コエンザイムQ10は、体内でも作られています。しかし、、その合成量のピークは20歳前後で、加齢とともに体内での合成量が減り 不足しやすくなってしまいます。そのため、体内での合成量が明らかに少ないといえる40歳以降の人は、 コエンザイムQ10を多く含む食品を日常的に食べてほしいものです。 コエンザイムQ10を多く含む食品としては、イワシやサバ、レバー、赤身肉、ブロッコリー、ホウレン草などが挙げられます。 コエンザイムQ10は脂溶性のため、これらの食品を調理するときには、油を使った炒め物やマリネなどの料理が適しています。 とはいえ、イワシやレバー、ブロッコリーに含まれるコエンザイムQ10の含有量はあまり多くありません。 実際に、1日に最低限必要とされる量のコエンザイムQ10を補いたいと思うなら、イワシなら20匹くらい食べる必要がある、 とされています。
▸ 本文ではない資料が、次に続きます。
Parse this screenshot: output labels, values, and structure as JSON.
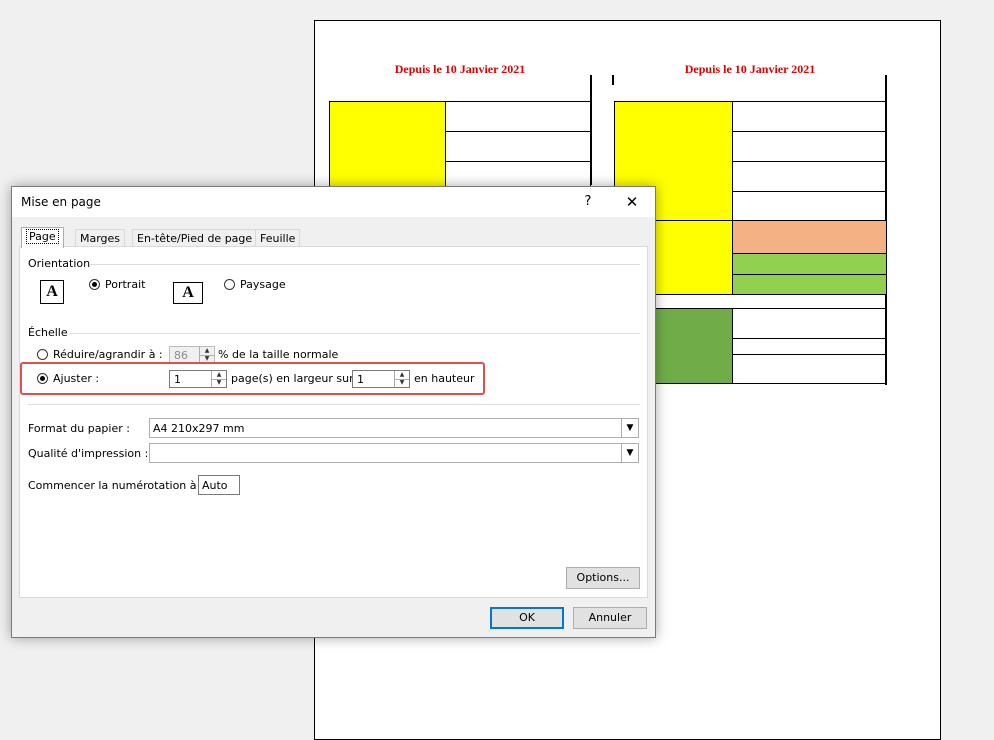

だからこそ、摂る量に関してはあまり神経質にならず、1日1食はイワシやブロッコリー、ホウレン草を使った料理を 食べるようにするといいでしょう。 もしコエンザイムQ10の不足が心配な人は、サプリメントを利用するのも一つの手です。 コエンザイムQ10は人気があり、ドラッグストアや通販などで各種市販されています。